O vídeo publicado pelo influenciador Felca na última semana caiu como uma bomba nas redes sociais. Em pouco mais de 50 minutos, ele revelou como o “algoritmo P”, como batizou, pode amplificar conteúdos com crianças de maneira sugestiva, facilitando o acesso de predadores sexuais e incentivando a adultização precoce. O conteúdo viralizou, ultrapassou 26 milhões de visualizações e fez a Câmara dos Deputados anunciar que vai pautar, ainda esta semana, projetos para regulamentar a presença de crianças no ambiente digital.
Felca destacou casos concretos, como o do influenciador Hytalo Santos, investigado por exploração de menores e que teve a conta derrubada pelo Instagram após a repercussão. “Não é sobre censura, é sobre proteger quem ainda não tem maturidade para se proteger sozinho”, argumentou o youtuber.
A pressão também encontrou respaldo no Judiciário. Em entrevista à GloboNews, a juíza Vanessa Cavalieri, da Vara da Infância e Juventude do Rio de Janeiro, comparou a exposição infantil online a “imprimir mil fotos do seu filho e sair distribuindo na rua”. Para ela, a responsabilidade é dupla: dos pais e das plataformas. “Quando um pai ou uma mãe posta fotos dos filhos em perfis abertos ou mesmo fechados, está entregando esse material de bandeja para predadores sexuais”, alertou. A magistrada defendeu a urgência de aprovar o Projeto de Lei 2628/2022, que cria regras para proteger menores na internet, responsabilizando empresas que não cumpram as próprias diretrizes de idade mínima.
Ilha de Marajó
Mas, se o caso Felca hoje mobiliza legisladores, imprensa e opinião pública, a lembrança recente de outro episódio expõe uma incoerência incômoda: a Ilha do Marajó. Denúncias de exploração sexual infantil na região, que vinham sendo feitas há anos por autoridades como o bispo José Luís Azcona, ganharam repercussão nacional apenas em 2022, quando a então ministra Damares Alves levou o caso ao Congresso. Em vez de uma mobilização semelhante à que se vê agora, o que se seguiu foi uma campanha de descrédito, com ataques pessoais e a disseminação de desinformação que desviou o foco do problema.

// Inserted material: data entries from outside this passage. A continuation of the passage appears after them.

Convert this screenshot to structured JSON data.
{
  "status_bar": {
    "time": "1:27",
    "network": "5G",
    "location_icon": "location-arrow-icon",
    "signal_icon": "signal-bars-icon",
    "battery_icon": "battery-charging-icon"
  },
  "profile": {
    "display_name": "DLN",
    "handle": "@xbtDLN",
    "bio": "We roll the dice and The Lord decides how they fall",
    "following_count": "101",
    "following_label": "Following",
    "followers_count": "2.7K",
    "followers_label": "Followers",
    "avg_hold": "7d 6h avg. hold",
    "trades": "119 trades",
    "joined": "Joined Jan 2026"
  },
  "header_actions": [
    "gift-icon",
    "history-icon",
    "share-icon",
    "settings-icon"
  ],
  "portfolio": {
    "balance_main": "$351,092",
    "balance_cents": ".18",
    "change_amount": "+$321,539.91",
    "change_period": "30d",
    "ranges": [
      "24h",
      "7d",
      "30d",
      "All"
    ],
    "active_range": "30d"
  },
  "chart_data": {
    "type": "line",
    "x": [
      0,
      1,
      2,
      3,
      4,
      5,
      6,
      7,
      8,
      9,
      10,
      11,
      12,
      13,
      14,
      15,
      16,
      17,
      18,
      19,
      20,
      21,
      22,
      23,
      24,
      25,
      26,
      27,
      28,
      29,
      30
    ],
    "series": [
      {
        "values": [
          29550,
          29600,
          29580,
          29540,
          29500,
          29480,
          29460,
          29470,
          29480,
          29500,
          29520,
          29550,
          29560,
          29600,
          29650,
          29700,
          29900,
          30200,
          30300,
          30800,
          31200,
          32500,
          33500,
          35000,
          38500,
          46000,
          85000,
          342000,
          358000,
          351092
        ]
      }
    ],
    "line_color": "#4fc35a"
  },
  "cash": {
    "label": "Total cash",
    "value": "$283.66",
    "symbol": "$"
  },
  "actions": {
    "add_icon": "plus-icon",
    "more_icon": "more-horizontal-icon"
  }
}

Dados oficiais mostram que, só em 2022, a ilha registrou 550 crimes sexuais contra menores, sendo 407 estupros de vulnerável, índices alarmantes para uma região de pouco mais de 500 mil habitantes. Ainda assim, parte da cobertura midiática preferiu enquadrar o caso como exagero político ou polêmica ideológica, ignorando o drama real das vítimas.
Hoje, figuras como o deputado Nikolas Ferreira relembram essa omissão. “Na época da Ilha do Marajó fiz um vídeo, arrecadamos muito para ajudar e a mídia ficou literalmente calada”, escreveu nas redes. A lembrança serve como contraponto à comoção atual: por que tragédias reais, documentadas e denunciadas por anos, não geraram a mesma reação que um vídeo viral no YouTube?
O debate reacendido por Felca deixa claro que a proteção de crianças na internet é urgente, mas também expõe um vício recorrente no Brasil: só agir quando o assunto explode nas redes, enquanto histórias igualmente graves ficam soterradas pela desinformação, pela polarização e pelo descaso.